= Peter Mew =

British music audio engineer

Peter Mew is a retired British music audio engineer. He worked at Abbey Road Studios, where he was the senior mastering engineer. He came to Abbey Road in 1965 as a tape operator and has since worked with many artists at the studio. Kevin Ayers of Soft Machine has called Mew "the best engineer I've ever worked with".

== Biography ==

Mew has had a prolific career at the Abbey Road Studios, home base of groups like The Beatles, Pink Floyd, and recording engineers such as Alan Parsons. He was involved on the historic Syd Barrett solo recordings, and remastered his compilation albums.

He started his career at Abbey Road as a tea boy, then tape-op, and finally as a recording engineer, on Pretty Things' S.F. Sorrow, in 1967. He was responsible for not deadening the studio, keeping its multidimensional sound, thereby allowing the installations to be used for orchestral sessions, and giving the studio its trademark sound.
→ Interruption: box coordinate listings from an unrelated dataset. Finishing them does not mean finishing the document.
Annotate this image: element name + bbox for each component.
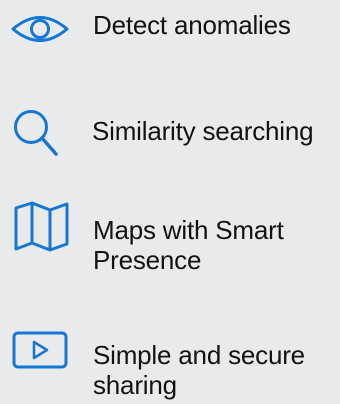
eye-icon	[10, 9, 70, 49]
search-icon	[13, 109, 73, 159]
feature-item-maps-smart-presence: Maps with Smart Presence	[0, 190, 340, 290]
play-icon	[12, 331, 72, 371]
feature-label: Simple and secure sharing	[93, 340, 305, 400]
feature-item-secure-sharing: Simple and secure sharing	[0, 320, 340, 404]
feature-list: Detect anomalies Similarity searching Ma…	[0, 0, 340, 404]
feature-label: Similarity searching	[92, 116, 314, 146]
feature-item-similarity-searching: Similarity searching	[0, 100, 340, 170]
feature-label: Maps with Smart Presence	[93, 215, 284, 275]
map-icon	[12, 201, 72, 252]
feature-label: Detect anomalies	[93, 10, 291, 40]
feature-item-detect-anomalies: Detect anomalies	[0, 0, 340, 60]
During the early 1980s he pioneered the CD preparation installation in the studio, while working on several outstanding projects.

As the senior mastering engineer, he mastered records in stereo and surround, on CD, DVD, and SACD. Working with the Sonic Solutions suite, he has restored albums by a considerable number of artists (basically most of those who have used the Abbey Road facilities at one point or another).

On 29 August 2013, Mew retired after a 50-year career.